Hay que recordar que, de las tres grandes, Nintendo es la única que no tiene proyecto de consola nueva en el horizonte cercano (a lo sumo esas revisiones a la baja y al alza de las que se habla en los mentideros). Esto debería obligarle a centrarse en el catálogo, pero de nuevo nos encontramos en otro atolladero: está confirmado que solo se va a hablar de títulos que vean la luz en 2019, lo que ya de entrada suprime cualquier novedad sobre Metroid Prime 4 (en manos de Retro Studios desde el pasado enero, recordemos), Bayonetta 3 o sobre cualquier proyecto interesante con franquicias clásicas o nuevas que estén en desarrollo. Habrá que conformarse, pues, con las novedades que traigan Luigi’s Mansion 3, Animal Crossing, el remake de Link’s Awakening, los Pokémon de turno… y poco más, salvo sorpresón de última hora.

Reconozco que esta etapa de Switch me está produciendo un bajón importante en mi ilusión por Nintendo, seguramente porque vengo de una etapa de Wii U que tampoco es para echar las campanas al vuelo, precisamente. Y desde el principio he sido incapaz de compartir ese entusiasmo generalizado con Switch porque no veo, de verdad que no, que su catálogo tenga éxitos indiscutibles y exclusivos de verdadera entidad más allá de Mario Oddyssey, Smash Bros Ultimate o Xenoblade Chronicles 2 (insisto, una vez más, en la condición de port de Zelda Breath of the Wild y Mario Kart Deluxe, que todavía sigue habiendo quien los defiende como exclusivos del sistema, y para nada).

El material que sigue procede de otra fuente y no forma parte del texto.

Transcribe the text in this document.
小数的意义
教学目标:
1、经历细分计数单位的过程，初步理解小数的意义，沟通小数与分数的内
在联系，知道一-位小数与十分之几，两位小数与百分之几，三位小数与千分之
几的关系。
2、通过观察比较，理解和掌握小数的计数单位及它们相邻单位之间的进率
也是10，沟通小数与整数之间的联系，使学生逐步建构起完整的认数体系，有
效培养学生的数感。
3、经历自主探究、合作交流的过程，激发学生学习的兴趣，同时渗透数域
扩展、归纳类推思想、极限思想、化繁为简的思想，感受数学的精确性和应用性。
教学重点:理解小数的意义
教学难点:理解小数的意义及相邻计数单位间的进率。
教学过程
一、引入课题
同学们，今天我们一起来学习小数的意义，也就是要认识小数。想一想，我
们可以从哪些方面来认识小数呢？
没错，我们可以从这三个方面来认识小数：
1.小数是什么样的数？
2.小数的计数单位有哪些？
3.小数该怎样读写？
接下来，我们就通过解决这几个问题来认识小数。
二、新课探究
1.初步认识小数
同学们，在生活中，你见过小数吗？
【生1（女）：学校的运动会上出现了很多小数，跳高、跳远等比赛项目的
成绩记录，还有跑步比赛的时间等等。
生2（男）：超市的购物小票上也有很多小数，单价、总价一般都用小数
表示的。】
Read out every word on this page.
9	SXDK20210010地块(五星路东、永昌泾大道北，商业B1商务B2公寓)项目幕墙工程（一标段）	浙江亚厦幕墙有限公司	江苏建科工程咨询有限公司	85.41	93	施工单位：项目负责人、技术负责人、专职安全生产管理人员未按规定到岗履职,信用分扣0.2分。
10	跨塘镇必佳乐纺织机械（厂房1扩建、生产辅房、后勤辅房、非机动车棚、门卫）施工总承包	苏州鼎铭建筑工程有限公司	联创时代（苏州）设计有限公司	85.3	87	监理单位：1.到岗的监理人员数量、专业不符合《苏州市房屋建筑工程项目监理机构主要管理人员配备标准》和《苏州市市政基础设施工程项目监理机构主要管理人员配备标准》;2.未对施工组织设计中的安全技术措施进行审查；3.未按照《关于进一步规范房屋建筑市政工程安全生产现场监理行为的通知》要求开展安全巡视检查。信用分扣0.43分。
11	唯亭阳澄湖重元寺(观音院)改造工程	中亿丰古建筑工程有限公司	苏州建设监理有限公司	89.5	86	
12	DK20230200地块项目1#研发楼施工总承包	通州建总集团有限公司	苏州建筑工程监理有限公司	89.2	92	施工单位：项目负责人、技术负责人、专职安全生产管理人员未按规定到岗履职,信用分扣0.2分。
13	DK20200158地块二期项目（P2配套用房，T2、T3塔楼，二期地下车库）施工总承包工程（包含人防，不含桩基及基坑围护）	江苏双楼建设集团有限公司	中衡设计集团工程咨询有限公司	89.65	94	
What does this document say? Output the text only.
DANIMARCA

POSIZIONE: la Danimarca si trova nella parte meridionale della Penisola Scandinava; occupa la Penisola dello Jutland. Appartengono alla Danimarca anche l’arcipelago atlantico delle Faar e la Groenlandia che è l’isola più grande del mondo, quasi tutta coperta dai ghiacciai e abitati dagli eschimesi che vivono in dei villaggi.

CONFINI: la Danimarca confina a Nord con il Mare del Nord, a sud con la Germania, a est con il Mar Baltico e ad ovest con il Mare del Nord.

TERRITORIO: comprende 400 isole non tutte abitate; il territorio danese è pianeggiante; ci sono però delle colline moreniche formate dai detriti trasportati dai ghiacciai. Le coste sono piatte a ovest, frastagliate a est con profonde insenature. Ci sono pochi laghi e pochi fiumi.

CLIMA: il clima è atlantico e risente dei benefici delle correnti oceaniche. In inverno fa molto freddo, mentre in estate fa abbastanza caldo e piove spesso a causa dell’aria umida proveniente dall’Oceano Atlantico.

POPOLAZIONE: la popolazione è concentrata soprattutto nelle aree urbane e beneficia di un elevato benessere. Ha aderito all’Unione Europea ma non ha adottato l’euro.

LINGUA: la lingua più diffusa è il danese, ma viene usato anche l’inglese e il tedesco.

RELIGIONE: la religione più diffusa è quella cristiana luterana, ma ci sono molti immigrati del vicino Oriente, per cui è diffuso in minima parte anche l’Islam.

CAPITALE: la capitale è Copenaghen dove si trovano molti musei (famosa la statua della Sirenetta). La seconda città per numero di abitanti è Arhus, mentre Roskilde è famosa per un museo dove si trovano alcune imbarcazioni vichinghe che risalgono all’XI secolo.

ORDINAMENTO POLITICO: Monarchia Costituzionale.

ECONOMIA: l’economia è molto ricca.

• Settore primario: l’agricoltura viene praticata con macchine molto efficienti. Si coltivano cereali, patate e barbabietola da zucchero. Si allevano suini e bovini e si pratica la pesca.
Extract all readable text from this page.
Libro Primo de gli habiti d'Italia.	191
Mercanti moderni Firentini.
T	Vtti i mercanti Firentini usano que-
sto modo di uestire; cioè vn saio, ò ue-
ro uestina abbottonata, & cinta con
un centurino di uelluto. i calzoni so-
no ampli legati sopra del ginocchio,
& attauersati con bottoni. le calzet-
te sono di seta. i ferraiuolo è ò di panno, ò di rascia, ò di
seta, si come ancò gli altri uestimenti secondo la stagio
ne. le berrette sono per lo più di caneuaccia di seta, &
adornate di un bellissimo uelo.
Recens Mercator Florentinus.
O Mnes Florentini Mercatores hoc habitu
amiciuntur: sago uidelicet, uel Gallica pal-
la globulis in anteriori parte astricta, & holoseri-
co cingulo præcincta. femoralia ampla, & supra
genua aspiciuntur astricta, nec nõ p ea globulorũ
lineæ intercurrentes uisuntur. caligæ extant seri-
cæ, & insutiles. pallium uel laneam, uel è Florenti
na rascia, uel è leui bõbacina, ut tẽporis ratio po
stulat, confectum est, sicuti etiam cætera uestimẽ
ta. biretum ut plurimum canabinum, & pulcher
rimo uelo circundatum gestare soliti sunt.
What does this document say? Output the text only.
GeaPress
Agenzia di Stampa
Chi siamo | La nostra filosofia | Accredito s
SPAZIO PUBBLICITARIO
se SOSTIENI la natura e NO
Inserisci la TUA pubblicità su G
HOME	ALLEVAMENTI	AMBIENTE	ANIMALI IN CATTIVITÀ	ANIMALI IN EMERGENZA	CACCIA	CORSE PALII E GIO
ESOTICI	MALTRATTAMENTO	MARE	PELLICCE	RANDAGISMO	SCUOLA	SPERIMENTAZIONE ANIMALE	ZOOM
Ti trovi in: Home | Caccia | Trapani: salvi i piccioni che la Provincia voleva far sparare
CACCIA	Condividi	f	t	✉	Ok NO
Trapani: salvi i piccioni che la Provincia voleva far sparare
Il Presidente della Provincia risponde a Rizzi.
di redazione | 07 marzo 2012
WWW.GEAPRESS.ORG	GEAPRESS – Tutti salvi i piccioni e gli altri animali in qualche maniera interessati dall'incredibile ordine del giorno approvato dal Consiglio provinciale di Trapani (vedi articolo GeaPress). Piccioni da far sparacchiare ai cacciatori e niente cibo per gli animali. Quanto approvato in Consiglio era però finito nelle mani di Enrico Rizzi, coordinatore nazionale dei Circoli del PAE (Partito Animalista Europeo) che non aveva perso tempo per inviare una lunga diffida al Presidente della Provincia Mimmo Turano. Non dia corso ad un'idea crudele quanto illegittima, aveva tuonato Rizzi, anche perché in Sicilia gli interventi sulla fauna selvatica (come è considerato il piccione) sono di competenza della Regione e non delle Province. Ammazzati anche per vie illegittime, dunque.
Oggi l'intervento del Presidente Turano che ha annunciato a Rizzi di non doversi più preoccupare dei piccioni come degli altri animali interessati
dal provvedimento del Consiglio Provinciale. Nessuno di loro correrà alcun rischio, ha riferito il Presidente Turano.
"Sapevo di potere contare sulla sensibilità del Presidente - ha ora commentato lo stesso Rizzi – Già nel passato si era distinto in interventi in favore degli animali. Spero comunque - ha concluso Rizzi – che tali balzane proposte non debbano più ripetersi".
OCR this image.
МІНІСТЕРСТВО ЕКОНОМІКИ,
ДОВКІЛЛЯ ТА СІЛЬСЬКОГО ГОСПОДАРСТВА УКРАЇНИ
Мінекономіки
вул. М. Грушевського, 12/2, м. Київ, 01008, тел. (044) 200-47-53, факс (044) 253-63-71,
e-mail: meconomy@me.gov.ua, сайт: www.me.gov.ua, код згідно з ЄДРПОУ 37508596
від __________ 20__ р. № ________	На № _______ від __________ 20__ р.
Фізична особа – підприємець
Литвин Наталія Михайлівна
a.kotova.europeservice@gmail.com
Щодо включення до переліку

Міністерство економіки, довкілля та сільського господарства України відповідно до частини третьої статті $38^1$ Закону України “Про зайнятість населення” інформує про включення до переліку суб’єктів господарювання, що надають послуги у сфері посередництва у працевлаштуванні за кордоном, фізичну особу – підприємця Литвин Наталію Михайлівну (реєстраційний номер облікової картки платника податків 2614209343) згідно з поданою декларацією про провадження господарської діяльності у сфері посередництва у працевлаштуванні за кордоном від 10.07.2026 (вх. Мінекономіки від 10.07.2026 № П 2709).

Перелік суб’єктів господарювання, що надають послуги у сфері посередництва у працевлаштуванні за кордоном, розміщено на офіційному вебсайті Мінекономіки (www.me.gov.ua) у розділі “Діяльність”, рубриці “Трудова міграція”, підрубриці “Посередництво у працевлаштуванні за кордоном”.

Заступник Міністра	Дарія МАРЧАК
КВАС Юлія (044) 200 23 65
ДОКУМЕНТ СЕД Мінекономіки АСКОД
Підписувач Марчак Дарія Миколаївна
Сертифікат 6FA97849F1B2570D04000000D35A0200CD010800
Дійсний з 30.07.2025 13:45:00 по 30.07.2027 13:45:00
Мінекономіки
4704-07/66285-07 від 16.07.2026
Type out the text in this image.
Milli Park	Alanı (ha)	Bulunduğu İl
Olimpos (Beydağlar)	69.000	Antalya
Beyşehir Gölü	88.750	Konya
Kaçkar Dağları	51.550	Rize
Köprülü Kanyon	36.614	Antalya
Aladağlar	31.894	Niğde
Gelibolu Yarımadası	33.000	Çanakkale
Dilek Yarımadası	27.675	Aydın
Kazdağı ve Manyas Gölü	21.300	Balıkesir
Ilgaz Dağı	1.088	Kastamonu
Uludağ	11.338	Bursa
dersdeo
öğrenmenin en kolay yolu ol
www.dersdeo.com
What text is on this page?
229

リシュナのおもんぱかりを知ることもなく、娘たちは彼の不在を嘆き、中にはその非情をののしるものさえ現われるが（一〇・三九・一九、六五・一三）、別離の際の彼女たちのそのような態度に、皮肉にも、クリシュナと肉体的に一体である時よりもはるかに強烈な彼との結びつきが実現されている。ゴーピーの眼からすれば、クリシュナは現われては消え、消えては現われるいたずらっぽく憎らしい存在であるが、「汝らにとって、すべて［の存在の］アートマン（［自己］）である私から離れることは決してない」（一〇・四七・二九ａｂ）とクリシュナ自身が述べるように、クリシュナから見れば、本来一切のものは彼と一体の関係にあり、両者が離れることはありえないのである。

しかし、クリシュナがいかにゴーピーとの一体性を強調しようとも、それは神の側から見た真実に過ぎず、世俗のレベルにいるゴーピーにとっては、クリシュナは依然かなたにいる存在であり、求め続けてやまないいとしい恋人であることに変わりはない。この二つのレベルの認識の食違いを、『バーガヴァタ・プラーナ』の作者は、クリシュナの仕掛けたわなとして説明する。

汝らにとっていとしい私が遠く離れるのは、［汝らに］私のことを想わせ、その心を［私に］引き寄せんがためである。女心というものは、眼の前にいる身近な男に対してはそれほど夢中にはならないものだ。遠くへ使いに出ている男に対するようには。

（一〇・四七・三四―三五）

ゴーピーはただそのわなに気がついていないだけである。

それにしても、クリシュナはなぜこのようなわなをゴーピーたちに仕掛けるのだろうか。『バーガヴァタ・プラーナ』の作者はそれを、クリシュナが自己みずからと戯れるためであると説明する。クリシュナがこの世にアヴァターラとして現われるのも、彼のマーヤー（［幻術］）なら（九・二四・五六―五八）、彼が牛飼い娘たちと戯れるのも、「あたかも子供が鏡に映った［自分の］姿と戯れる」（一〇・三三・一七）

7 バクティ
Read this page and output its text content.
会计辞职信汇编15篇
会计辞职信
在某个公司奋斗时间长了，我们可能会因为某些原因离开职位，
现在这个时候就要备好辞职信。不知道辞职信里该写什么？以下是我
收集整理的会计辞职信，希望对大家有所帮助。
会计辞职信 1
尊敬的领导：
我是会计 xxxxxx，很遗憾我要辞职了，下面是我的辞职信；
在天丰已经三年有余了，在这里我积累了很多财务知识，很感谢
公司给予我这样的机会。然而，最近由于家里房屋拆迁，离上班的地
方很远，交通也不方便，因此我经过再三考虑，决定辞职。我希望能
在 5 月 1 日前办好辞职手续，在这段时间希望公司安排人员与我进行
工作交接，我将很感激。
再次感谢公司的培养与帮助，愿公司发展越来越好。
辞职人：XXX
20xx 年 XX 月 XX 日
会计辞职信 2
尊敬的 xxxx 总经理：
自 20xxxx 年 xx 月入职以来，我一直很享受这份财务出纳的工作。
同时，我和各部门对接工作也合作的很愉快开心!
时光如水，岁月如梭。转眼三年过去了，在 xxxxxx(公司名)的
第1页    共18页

Dado que 2018 fue más que discreto en cuanto a lanzamientos, y que 2019 nos ha dejado de momento únicamente un nuevo título de la saga 2D de Yoshi y la inminente secuela de Mario Maker (que tampoco es como para tirar cohetes, se ponga el personal como se ponga), entiendo que la compañía debería intentar compensar la falta de novedades de auténtico peso con una serie de actualizaciones y mejoras tanto en el servicio online de Switch como en su tienda virtual, que dos años y medio después del lanzamiento del sistema sigue dando verdadera lástima.

¿Qué impide a Nintendo dar una alegría a sus suscriptores con títulos que vayan más allá del manido catálogo de NES? ¿Por qué diantres el catálogo de Gamecube jamás ha aparecido en consola virtual alguna de los sistemas de la empresa nipona, cuando en ella hay auténticas joyas? Ya que no hay forma de sacar títulos nuevos para Switch del calibre de Mario, Zelda o Smash Bros, ¿por qué no hacer uso de ese fondo de armario que rebosa calidad por los cuatro costados? ¿A qué están esperando?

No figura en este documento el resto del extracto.